Random thoughts on most things from A. M. Craig.

Friday, January 13, 2006

on the shoulders of Giants

Yesterday I went to a...devtional? It wasn't really the normal BYU Tuesday devotional, but it was the same kind of setting. Regardless of the title you give it, Truman G. Madsen was the keynote speaker. I am a big fan. There is a question that I have wanted to ask him for years, ever since listening to his lectures on the Prophet Joseph Smith. I thought there would never be a better opportunity to ask, so I went up afterwards and asked. He was shaking hands of various students that had come up to meet him for one reason or another. He came to me, said hello, thank you, shook my hand, and looked like he was ready to move on, but I hadn't asked my question yet, so I just started before he could leave. I hadn't even gotten to the question yet when he stopped me, said "I know where you are going with this, I get that question all the time. I didn't realize it would be such an issue when I first spoke about that, but I now have a form letter to answer it. Give me your address and I'll send it to you."
However, Everybody else there was so intrugued as to what the question was that he just repeated it and gave the answer on the spot.
Here is the letter he sent me.

Dear Austin:

Thanks for your encouragement.
Here is the rest of the story.

in Truman G. Madsen's, Joseph Smith, the Prophet, Bookcraft, 1989.

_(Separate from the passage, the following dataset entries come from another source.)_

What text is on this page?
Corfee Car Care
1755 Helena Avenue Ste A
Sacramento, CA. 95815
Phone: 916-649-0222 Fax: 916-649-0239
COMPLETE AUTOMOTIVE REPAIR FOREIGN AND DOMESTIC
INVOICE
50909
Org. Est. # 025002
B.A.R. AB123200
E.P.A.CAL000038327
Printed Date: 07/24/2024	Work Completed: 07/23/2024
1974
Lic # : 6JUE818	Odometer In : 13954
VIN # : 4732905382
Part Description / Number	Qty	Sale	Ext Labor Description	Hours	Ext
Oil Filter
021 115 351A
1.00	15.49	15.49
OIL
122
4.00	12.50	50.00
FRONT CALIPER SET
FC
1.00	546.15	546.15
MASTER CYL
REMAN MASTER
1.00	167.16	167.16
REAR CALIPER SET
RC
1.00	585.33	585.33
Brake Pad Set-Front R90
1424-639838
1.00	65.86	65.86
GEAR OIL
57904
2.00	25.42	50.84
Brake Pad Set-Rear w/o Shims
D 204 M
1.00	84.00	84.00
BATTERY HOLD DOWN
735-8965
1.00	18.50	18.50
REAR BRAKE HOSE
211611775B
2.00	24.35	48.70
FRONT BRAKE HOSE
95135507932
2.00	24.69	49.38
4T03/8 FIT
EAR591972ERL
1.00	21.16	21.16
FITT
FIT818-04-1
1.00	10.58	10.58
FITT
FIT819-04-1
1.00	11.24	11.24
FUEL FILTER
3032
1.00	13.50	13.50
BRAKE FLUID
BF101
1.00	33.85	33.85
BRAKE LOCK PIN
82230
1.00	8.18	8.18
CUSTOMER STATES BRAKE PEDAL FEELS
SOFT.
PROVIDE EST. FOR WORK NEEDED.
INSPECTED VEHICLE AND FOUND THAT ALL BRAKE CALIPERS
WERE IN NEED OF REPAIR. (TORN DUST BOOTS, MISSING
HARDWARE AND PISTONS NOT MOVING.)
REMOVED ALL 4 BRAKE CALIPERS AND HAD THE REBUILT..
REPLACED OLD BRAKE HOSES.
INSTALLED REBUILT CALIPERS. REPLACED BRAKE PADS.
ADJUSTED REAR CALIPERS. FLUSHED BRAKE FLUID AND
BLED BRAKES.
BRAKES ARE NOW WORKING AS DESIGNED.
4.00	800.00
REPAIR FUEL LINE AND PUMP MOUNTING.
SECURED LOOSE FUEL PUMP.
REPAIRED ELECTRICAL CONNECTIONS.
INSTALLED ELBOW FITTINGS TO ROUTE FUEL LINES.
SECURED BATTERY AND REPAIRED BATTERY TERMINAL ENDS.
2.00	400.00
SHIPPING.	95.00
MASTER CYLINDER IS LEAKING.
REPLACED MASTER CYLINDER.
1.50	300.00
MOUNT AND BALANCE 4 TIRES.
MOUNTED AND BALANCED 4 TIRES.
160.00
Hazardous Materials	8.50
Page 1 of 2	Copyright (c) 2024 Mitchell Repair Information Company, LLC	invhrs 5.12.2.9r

There was a beautiful moment when Dimick Huntington in a shoe shop was working on the Prophet's boots. The Prophet recounted things Dimick had done for him, mostly physical and comforting things—rowing the boat across the Mississippi until his hands were blistered, carrying messages, and as the scriptures have it, "hewing wood and drawing water." The Prophet expressed gratitude and finally said to Dimick, "Ask of me what you will, and it shall be given you, even if it be to the half of my kingdom." Dimick did not want to impoverish the Prophet. He asked something else. "Joseph," he said with his whole soul, "Joseph, I desire that where you and your father's house are [meaning in eternity] there I and my father's house may be also." The Prophet put his head down for a moment as if in meditation, and then looked up. "Dimick, in the name of Jesus Christ, it shall be even as you ask."3'

The father [should be brother as well as father] of Dimick was named William. One night the Prophet learned from Shadrack Roundy, who stood guard at his gate, that a mob was on the river. Shadrack Roundy's "rascal beater," which we would call a billy club, would not be enough against twenty men. The Prophet went down the street to William's house, woke him up, and said, "A mob is coming, counsel me." William said: "I know what to do. You climb in my bed. I'll go back and get in yours." That is what they did.
The mob came and dragged William out. Down by the river they discovered they had the wrong man. Their viciousness knew no bounds. In wrath, they "stripped him, roughed him up, tarred and feathered him, and herded him back into Nauvoo like a mad dog."32 When he finally staggered into his own home the Prophet embraced him and said with all the power of his soul, "Brother William, in the name of the Lord I promise you will never taste of death." That prophecy was fulfilled.33

p. 148 Notes and Sources to Chapter Three
32. "Brother Joseph," said William, "you were right to come. You get in my bed and don't you worry. The Lord will protect you." In the light of dawn the mob saw their mistake."When Brother Joseph saw what they had done [to William] he clasped him in his arms and said, 'Brother William, in the name of the Lord I promise you will never taste of death.' " (See Diary of Oliver B. Huntington, p. 9.)

33. William Huntington went west with the exodus and settled eventually in Springville, Utah. One night; forty-three years after the Nauvoo incident, just after going to bed he was conversing with his wife in the darkness. He said something and she replied. She said something and he did not reply. After two or three repetitions she lighted a lamp. Without a sigh or a shudder he had died. The family believed this was the fulfillment of Joseph's promise, which is universalized in the Doctrine and Covenants: "And it shall come to pass that those that die in me shall not taste of death, for it shall be sweet unto them; and they that die not in me, wo unto them, for their death is bitter" (D&C 42:46-47). See Diary of Oliver B. Huntington, vol. 2, p. 271, entry of March 19, 1887.


Natter said...

Why did you have to rub in the fact that you got to go to this and I didn't?

Emily said...

Was your question: Is William Huntington still alive, like unto the 3 Nephites?

Austin said...

my question was simply, Whats the rest of the story with William Huntington? I wasn't sure what to think of the statement he would not "taste of death".

Anonymous said...

The rest of the story is in his book as a footnote. He dies quietly with no pain years later in Utah at night while talking with his wife. So he never tastes the bitterness of death.